Może by tak NBP wydał też monetę na okoliczność 7-procentowej inflacji?.

Mam z tyłu głowy, jak w końcowym okresie PRL rząd walczył z inflacją.

Otóż z regularnością zegarka, NBP wypuszczał wtedy monety srebrne z wizerunkiem Jana Pawła II. Sam w latach 80-tych nabyłem taką pierwszą z serii -o wartości 1000 zł -za kwotę 1200 zł.

Wtedy też każdy prawie Polak chciał wejść w posiadanie takiej srebrnej monety, więc pod poduszkę obywatele w ilości 28 milionów wyjęli nawis pieniędzy bez pokrycia w ciągu kilku dni z rynku finansowego czyli 28.000.000 x 1200 zł.

Kto chce , niech policzy.

Pan Glapiński wraz z NBP korzysta z tego sprawdzonego w PRL pomysłu i tym samym sposobem (banknot z Lechem Kaczyńskim) i innymi już zapowiadanymi zaczyna walczyć z ...inflacją.
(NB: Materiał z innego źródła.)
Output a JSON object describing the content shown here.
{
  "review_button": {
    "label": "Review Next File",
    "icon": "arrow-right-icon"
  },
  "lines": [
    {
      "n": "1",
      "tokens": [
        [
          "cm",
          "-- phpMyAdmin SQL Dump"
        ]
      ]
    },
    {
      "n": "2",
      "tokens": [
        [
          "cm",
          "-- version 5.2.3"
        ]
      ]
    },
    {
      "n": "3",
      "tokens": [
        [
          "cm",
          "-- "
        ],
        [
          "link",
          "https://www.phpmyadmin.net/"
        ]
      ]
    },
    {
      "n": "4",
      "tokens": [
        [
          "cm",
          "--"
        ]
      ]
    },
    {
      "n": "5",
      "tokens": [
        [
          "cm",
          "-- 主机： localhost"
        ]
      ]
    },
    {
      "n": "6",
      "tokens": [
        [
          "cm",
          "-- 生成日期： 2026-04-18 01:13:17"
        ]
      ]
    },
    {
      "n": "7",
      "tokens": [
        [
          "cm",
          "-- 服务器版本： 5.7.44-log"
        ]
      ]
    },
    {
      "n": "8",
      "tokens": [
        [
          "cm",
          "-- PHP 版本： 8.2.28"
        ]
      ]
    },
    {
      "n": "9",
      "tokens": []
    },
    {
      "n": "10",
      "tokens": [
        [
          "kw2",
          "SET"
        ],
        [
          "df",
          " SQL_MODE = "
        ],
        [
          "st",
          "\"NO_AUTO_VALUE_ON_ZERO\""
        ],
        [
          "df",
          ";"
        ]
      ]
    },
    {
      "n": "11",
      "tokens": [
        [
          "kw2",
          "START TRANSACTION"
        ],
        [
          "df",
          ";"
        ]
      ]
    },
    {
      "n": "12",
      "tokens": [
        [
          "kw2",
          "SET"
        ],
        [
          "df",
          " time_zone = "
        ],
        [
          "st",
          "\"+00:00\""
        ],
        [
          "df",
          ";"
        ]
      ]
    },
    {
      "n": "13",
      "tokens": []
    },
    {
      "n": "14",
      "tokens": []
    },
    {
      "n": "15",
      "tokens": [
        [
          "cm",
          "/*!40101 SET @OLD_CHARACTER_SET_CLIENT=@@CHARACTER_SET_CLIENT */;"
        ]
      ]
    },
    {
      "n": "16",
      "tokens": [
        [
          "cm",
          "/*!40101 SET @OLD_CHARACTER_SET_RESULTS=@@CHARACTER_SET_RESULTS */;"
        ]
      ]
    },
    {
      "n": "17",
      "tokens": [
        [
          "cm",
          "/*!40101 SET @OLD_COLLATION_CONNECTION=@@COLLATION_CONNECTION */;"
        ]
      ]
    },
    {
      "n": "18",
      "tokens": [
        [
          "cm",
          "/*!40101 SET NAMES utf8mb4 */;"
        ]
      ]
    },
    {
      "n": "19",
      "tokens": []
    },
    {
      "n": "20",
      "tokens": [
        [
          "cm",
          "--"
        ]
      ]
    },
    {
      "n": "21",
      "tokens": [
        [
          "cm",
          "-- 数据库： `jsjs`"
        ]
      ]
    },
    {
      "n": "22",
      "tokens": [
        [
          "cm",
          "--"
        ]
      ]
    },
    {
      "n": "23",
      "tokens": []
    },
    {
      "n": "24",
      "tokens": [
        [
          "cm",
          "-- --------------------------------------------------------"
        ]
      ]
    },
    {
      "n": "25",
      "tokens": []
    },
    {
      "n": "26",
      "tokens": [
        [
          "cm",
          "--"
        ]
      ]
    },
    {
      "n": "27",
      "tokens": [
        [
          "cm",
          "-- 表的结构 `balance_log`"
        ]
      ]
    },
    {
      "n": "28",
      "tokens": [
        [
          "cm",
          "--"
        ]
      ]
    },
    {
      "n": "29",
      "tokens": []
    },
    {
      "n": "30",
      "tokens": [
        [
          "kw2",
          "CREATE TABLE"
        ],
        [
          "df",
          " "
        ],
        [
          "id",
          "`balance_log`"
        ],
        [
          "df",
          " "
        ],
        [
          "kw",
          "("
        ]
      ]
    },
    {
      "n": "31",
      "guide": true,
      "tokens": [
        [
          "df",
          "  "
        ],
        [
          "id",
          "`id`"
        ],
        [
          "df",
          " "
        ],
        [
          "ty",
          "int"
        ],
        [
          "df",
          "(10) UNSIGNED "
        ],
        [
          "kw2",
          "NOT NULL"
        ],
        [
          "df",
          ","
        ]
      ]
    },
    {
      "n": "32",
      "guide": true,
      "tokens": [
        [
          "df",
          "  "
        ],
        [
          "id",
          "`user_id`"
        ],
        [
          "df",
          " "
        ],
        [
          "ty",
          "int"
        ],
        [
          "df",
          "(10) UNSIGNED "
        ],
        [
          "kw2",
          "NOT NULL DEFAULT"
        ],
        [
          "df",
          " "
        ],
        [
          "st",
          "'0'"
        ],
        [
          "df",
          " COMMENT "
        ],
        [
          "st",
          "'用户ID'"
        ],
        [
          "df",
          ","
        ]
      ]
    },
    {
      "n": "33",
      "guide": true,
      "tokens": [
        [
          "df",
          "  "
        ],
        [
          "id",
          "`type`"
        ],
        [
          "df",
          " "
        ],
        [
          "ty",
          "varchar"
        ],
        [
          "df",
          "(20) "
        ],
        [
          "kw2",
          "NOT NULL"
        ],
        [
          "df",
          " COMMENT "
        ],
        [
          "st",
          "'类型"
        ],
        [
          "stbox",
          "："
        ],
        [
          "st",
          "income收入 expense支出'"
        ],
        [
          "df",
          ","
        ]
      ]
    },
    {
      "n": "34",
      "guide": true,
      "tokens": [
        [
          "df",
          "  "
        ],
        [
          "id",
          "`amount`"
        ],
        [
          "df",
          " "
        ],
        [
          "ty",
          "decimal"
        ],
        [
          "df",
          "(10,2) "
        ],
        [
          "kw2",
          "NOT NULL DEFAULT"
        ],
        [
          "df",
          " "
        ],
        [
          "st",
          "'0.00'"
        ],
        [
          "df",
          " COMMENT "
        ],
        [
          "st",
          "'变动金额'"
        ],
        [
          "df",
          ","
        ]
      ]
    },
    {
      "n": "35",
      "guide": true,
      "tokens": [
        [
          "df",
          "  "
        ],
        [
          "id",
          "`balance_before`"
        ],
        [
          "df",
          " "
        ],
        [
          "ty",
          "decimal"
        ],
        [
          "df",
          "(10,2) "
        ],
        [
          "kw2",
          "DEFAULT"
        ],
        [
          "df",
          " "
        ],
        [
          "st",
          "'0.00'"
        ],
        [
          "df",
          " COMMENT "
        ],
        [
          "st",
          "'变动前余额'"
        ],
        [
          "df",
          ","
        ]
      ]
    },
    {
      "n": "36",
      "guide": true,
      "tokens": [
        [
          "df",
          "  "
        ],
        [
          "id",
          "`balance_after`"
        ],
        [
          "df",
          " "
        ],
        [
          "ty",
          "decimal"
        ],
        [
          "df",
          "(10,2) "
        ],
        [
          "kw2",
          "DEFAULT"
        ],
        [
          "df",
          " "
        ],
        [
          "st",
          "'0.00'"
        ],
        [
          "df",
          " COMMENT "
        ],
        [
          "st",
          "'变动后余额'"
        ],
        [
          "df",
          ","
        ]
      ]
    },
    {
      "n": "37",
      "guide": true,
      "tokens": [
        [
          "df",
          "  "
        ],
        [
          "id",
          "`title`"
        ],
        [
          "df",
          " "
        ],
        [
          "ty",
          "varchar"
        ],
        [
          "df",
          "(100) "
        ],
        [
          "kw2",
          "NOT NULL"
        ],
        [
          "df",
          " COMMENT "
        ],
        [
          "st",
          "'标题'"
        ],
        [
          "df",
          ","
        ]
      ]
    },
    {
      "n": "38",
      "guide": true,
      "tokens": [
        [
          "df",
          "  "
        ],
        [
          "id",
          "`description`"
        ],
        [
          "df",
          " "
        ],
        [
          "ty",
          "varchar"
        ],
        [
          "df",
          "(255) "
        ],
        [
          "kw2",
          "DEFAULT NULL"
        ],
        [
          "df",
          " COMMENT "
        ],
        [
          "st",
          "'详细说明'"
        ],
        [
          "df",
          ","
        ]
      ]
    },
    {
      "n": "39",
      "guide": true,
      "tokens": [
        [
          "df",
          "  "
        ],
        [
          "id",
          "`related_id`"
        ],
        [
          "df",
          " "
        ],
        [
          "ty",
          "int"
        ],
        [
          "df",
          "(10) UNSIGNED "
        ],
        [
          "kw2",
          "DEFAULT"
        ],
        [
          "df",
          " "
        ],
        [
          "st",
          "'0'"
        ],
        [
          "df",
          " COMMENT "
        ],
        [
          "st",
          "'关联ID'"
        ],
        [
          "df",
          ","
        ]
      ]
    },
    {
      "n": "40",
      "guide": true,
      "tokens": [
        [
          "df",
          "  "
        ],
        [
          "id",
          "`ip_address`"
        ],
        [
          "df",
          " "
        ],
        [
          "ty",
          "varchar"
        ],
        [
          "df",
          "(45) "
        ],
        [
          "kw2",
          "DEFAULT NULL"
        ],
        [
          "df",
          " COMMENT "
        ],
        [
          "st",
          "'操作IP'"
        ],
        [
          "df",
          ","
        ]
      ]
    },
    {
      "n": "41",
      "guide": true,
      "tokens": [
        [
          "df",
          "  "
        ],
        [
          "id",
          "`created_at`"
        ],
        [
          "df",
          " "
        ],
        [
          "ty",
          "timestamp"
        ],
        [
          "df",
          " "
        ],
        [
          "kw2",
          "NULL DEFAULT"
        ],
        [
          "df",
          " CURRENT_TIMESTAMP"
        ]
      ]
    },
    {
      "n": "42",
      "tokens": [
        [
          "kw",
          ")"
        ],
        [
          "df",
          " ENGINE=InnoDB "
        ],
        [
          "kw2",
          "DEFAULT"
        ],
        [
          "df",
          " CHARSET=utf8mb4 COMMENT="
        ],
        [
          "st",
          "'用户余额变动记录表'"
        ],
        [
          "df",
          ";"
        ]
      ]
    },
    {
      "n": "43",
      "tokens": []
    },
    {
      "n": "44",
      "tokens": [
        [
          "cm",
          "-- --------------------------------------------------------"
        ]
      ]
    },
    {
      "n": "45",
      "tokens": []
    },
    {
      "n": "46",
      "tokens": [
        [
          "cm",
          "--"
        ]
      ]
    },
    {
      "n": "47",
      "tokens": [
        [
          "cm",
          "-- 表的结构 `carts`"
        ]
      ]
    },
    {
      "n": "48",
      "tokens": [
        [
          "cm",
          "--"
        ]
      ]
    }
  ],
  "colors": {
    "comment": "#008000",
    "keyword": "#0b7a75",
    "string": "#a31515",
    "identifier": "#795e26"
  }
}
Czytając komunikaty ze strony NBP ze zrozumieniem , wyczytałem coś, co zastanowiło mnie i przykuło moją uwagę.

Otóż w październiku, wraz z podwyżką stóp procentowych, Rada podjęła także decyzję o podwyższeniu podstawowej stopy rezerwy obowiązkowej do 2 procent!.

Z dotychczasowej .....0.5 proc.

Ale tu komentarz NBP był minimalny.

Prezes NBP jedynie wyjaśnia, że decyzja miała charakter czysto operacyjny: jej celem było ułatwienie stabilizowania stopy "Polonia" w pobliżu stopy referencyjnej.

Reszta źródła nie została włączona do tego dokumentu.